I am afraid to say it, but I think I am…improving. I have actually had 4 good days out of the last 7, and my bad days weren’t that bad. I still have some aches and pains on the good days, but I guess that is to be expected? I have a goal in my head of having 3/10 pain and medicating with NSAIDs and a Vicodin for break through pain, along with my PsA meds. I think I am getting near that goal. I don’t know if I should expect to be pain free? I’m a little bewildered by how fast this change has happened. I’ve felt like the stuff you scrape off of the bottom of a shoe for months now. How is it possible to have such abrupt change?
It’s weird, but I am a little scared. I’m afraid to do too much, thinking that if I overdo it I’ll go right back to the hell I was in. But it’s funny, today I was helping with dinner and I opened a pull top can without using a spoon to get it started for me. My husband just about passed out! “YOU OPENED THAT CAN!” I looked down at it a little bewildered to see that I had, indeed, opened a can. I will just take it slow, until I regain some of my strength and confidence.
I think The 4th Remicade infusion really did it for me. Its slow progress, but, by god, it’s progress! I am adding a touch of MTX to my regimen (injected, of course!). And I am making an appointment with the primary to start tapering off of opioids. I’m also adding massage and warm water PT to help me with pain while I step down from the drugs. I love the new Rheumatologist. He is honest, into reading research, a great educator, straight forward, and doesn’t mince words. My kind of guy.
I just wanted to write this to give everybody that is hurting, struggling, and frustrated a little bit of hope. I was at a point where I had accepted disability as a part of my immediate future. I had the idea that, “This is as good as it gets.”. I guess I was wrong. I think I had lost hope for anything to get better because I had been miserable for so long. Since my last infusion on 2/25, my husband and I have seen marked improvement for the first time. It is very slow, but we are sure that there are changes happening, like opening the can. Yesterday, I couldn’t open soda bottles; today I can.
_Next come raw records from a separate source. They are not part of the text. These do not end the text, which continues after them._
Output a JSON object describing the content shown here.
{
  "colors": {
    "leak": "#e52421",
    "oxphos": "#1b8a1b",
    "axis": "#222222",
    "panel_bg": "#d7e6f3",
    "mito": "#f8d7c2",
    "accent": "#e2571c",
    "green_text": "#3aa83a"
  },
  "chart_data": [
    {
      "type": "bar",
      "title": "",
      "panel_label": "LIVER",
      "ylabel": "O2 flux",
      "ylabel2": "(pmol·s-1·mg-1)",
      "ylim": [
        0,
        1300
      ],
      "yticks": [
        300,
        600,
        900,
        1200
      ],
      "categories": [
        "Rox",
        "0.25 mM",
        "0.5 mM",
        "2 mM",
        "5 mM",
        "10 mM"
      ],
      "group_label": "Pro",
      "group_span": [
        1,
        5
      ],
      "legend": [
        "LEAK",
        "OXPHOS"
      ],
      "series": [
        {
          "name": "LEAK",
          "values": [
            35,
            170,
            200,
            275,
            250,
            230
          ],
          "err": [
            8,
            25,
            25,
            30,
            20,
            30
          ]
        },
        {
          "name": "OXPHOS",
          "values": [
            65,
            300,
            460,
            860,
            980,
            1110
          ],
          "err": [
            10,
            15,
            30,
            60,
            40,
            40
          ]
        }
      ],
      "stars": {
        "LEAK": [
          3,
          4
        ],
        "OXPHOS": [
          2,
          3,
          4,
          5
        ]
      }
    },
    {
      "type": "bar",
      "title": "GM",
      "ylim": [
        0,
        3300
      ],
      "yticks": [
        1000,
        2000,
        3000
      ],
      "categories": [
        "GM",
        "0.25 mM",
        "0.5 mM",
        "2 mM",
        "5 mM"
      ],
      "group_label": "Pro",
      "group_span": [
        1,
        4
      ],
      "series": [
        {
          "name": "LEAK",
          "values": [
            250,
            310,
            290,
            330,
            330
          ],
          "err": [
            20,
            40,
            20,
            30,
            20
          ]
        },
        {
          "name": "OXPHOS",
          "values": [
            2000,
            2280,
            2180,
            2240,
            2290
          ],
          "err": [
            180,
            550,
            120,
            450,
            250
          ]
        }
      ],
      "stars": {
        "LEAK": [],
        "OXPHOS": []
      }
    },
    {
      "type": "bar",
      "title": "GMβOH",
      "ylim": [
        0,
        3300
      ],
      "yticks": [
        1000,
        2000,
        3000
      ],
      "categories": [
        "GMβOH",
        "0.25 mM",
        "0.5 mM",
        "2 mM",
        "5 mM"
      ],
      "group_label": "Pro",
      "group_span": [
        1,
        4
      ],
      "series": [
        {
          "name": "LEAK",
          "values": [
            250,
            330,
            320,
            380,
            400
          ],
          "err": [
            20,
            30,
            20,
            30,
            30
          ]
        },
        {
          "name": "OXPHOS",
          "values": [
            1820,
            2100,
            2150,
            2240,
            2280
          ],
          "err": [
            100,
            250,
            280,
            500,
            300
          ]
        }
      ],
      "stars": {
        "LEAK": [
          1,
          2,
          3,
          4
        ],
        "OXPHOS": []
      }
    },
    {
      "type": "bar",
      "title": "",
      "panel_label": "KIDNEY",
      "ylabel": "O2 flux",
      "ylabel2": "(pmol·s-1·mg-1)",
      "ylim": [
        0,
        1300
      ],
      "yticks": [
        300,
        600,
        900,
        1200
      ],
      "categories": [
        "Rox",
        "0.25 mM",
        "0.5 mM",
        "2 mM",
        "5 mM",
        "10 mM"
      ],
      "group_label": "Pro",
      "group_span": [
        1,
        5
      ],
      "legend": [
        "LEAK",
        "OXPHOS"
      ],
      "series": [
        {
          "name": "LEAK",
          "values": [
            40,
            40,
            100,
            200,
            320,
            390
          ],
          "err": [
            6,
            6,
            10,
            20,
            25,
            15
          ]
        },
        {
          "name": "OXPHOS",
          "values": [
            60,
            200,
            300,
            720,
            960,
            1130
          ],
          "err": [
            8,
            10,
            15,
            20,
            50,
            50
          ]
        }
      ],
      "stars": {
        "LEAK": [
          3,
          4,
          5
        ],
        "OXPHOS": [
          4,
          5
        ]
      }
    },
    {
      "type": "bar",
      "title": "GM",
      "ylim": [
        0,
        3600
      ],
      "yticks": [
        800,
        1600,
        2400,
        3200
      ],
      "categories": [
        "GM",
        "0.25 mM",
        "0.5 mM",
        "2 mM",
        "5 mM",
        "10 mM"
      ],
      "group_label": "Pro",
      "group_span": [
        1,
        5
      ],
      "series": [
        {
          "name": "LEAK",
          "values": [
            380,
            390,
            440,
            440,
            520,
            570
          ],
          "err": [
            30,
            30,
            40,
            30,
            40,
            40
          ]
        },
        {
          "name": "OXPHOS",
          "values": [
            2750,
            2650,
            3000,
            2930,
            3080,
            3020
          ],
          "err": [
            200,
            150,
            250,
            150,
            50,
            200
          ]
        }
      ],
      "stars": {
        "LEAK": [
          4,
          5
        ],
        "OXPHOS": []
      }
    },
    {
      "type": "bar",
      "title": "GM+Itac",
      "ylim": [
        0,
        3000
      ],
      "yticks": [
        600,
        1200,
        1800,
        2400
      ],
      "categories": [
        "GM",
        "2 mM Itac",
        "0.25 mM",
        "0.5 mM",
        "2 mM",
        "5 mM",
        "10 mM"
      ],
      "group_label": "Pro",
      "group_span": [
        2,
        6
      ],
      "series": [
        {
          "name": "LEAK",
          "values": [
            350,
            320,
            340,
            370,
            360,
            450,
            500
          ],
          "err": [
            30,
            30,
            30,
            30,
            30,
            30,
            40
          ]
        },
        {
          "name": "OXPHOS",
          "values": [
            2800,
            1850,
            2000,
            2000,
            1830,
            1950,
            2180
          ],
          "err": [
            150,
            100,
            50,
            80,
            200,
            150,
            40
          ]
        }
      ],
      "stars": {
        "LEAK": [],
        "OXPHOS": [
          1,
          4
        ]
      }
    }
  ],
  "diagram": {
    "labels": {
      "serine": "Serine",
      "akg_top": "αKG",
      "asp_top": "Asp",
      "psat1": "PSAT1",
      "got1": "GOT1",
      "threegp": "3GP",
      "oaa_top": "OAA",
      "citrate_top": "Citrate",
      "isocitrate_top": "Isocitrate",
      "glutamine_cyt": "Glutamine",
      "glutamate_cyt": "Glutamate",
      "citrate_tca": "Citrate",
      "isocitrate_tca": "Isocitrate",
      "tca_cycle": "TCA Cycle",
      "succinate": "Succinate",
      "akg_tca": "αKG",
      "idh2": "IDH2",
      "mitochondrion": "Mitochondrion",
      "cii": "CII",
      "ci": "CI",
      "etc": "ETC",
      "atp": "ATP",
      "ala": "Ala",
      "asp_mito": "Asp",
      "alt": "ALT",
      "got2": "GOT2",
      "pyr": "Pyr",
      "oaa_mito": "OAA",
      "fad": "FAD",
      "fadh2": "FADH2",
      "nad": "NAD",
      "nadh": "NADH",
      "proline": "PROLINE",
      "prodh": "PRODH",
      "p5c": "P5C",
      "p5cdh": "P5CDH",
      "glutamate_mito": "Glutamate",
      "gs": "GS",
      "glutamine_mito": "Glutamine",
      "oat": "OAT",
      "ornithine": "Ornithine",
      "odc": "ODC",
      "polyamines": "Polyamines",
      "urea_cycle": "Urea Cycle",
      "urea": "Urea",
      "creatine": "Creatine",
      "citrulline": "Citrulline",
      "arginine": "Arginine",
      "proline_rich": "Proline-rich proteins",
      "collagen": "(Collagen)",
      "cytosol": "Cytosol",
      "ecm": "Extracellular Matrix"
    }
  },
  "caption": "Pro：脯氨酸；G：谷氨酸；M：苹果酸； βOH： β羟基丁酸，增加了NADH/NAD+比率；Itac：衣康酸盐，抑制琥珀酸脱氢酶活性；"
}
Please don’t lose hope. I know how awful and frustrating waiting can be. How hard it is to find a doctor who listens. How much we worry about the added emotional and financial strain on our loved ones and mates. How life altering this can be. How lonely it can feel. Please continue to hold on to hope. Maybe it won’t be this drug, maybe it will be the next, but don’t ever lose hope for your life.
So Many Huge (((Hugs))) For All of You!